Akiilex

**Name of the Vulnerable Software and Affected Versions** protobufjs versions prior to 7.5.6 protobufjs versions prior to 8.0.2 **Description** protobufjs allows certain schema option paths to traverse inherited object properties during option application. A crafted protobuf schema or JSON descriptor can cause option handling to write to properties on global JavaScript constructors, corrupting built-in process-wide functionality. This can lead to a persistent denial of service for the lifetime of the affected process. The issue affects applications that parse or load protobuf schemas or descriptors from untrusted sources using reflection APIs such as `parse()`, `Root.load()`, `Root.loadSync()`, or `Root.fromJSON()`. Applications using bundled or trusted schemas to decode untrusted payloads are not directly affected. **Recommendations** Update to version 7.5.6. Update to version 8.0.2. Avoid parsing or loading protobuf schemas or JSON descriptors from untrusted sources. Validate or reject option names containing unsafe property path components before loading them. Run schema processing in an isolated process.
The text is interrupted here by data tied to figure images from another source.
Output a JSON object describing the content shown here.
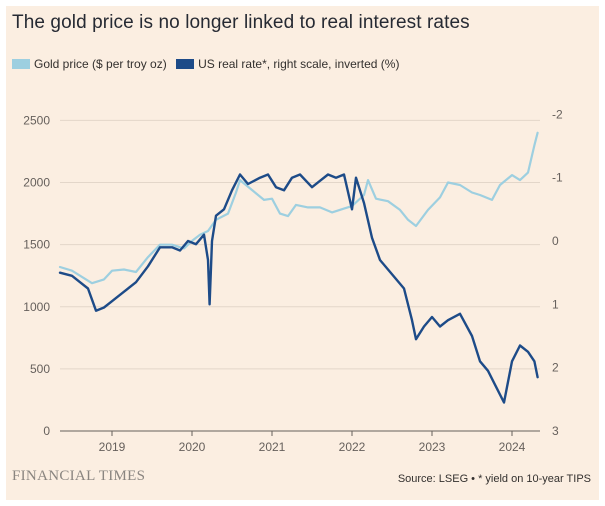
{
  "header": {
    "title": "The gold price is no longer linked to real interest rates"
  },
  "legend": {
    "items": [
      {
        "label": "Gold price ($ per troy oz)",
        "color": "#9dcfe0"
      },
      {
        "label": "US real rate*, right scale, inverted (%)",
        "color": "#1d4b88"
      }
    ]
  },
  "footer": {
    "brand": "FINANCIAL TIMES",
    "source": "Source: LSEG • * yield on 10-year TIPS"
  },
  "chart_data": {
    "type": "line",
    "x_ticks": [
      "2019",
      "2020",
      "2021",
      "2022",
      "2023",
      "2024"
    ],
    "x_range": [
      2018.35,
      2024.35
    ],
    "y_left": {
      "ticks": [
        0,
        500,
        1000,
        1500,
        2000,
        2500
      ],
      "range": [
        0,
        2600
      ]
    },
    "y_right": {
      "ticks": [
        -2,
        -1,
        0,
        1,
        2,
        3
      ],
      "range": [
        3,
        -2.1
      ],
      "inverted": true
    },
    "grid": true,
    "legend_position": "top-left",
    "series": [
      {
        "name": "Gold price ($ per troy oz)",
        "axis": "left",
        "color": "#9dcfe0",
        "x": [
          2018.35,
          2018.5,
          2018.65,
          2018.75,
          2018.9,
          2019.0,
          2019.15,
          2019.3,
          2019.45,
          2019.6,
          2019.75,
          2019.9,
          2020.0,
          2020.1,
          2020.2,
          2020.3,
          2020.45,
          2020.55,
          2020.6,
          2020.75,
          2020.9,
          2021.0,
          2021.1,
          2021.2,
          2021.3,
          2021.45,
          2021.6,
          2021.75,
          2021.9,
          2022.0,
          2022.15,
          2022.2,
          2022.3,
          2022.45,
          2022.6,
          2022.7,
          2022.8,
          2022.95,
          2023.1,
          2023.2,
          2023.35,
          2023.5,
          2023.6,
          2023.75,
          2023.85,
          2024.0,
          2024.1,
          2024.2,
          2024.28,
          2024.32
        ],
        "y": [
          1320,
          1290,
          1230,
          1190,
          1220,
          1290,
          1300,
          1280,
          1400,
          1500,
          1500,
          1470,
          1530,
          1580,
          1610,
          1700,
          1750,
          1920,
          2020,
          1940,
          1860,
          1870,
          1750,
          1730,
          1820,
          1800,
          1800,
          1760,
          1790,
          1810,
          1900,
          2020,
          1870,
          1850,
          1780,
          1700,
          1650,
          1780,
          1880,
          2000,
          1980,
          1920,
          1900,
          1860,
          1980,
          2060,
          2020,
          2080,
          2300,
          2400
        ]
      },
      {
        "name": "US real rate*, right scale, inverted (%)",
        "axis": "right",
        "color": "#1d4b88",
        "x": [
          2018.35,
          2018.5,
          2018.6,
          2018.7,
          2018.8,
          2018.9,
          2019.0,
          2019.15,
          2019.3,
          2019.45,
          2019.6,
          2019.75,
          2019.85,
          2019.95,
          2020.05,
          2020.15,
          2020.2,
          2020.22,
          2020.25,
          2020.3,
          2020.4,
          2020.5,
          2020.6,
          2020.7,
          2020.85,
          2020.95,
          2021.05,
          2021.15,
          2021.25,
          2021.35,
          2021.5,
          2021.6,
          2021.7,
          2021.8,
          2021.9,
          2022.0,
          2022.05,
          2022.15,
          2022.25,
          2022.35,
          2022.45,
          2022.55,
          2022.65,
          2022.75,
          2022.8,
          2022.9,
          2023.0,
          2023.1,
          2023.2,
          2023.35,
          2023.5,
          2023.6,
          2023.7,
          2023.8,
          2023.9,
          2024.0,
          2024.1,
          2024.2,
          2024.28,
          2024.32
        ],
        "y": [
          0.5,
          0.55,
          0.65,
          0.75,
          1.1,
          1.05,
          0.95,
          0.8,
          0.65,
          0.4,
          0.1,
          0.1,
          0.15,
          0.0,
          0.05,
          -0.1,
          0.3,
          1.0,
          0.0,
          -0.4,
          -0.5,
          -0.8,
          -1.05,
          -0.9,
          -1.0,
          -1.05,
          -0.85,
          -0.8,
          -1.0,
          -1.05,
          -0.85,
          -0.95,
          -1.05,
          -1.0,
          -1.05,
          -0.5,
          -1.0,
          -0.6,
          -0.05,
          0.3,
          0.45,
          0.6,
          0.75,
          1.25,
          1.55,
          1.35,
          1.2,
          1.35,
          1.25,
          1.15,
          1.5,
          1.9,
          2.05,
          2.3,
          2.55,
          1.9,
          1.65,
          1.75,
          1.9,
          2.15
        ]
      }
    ]
  }
}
**Name of the Vulnerable Software and Affected Versions** Istio versions prior to 1.28.6 Istio versions prior to 1.29.2 **Description** When a RequestAuthentication resource is created with a `jwksUri` pointing to an internal service, istiod performs an unauthenticated HTTP GET request to that URL without filtering localhost or link-local IP addresses. This behavior can lead to the distribution of sensitive data to Envoy proxies through the xDS configuration. **Recommendations** Update to version 1.28.6. Update to version 1.29.2. Deploy a `ValidatingAdmissionPolicy` to prevent the creation of RequestAuthentication resources containing suspicious `jwksUri` field values, such as localhost, 127.0.0.0/8, 169.254.0.0/16, and their IPv6 equivalents.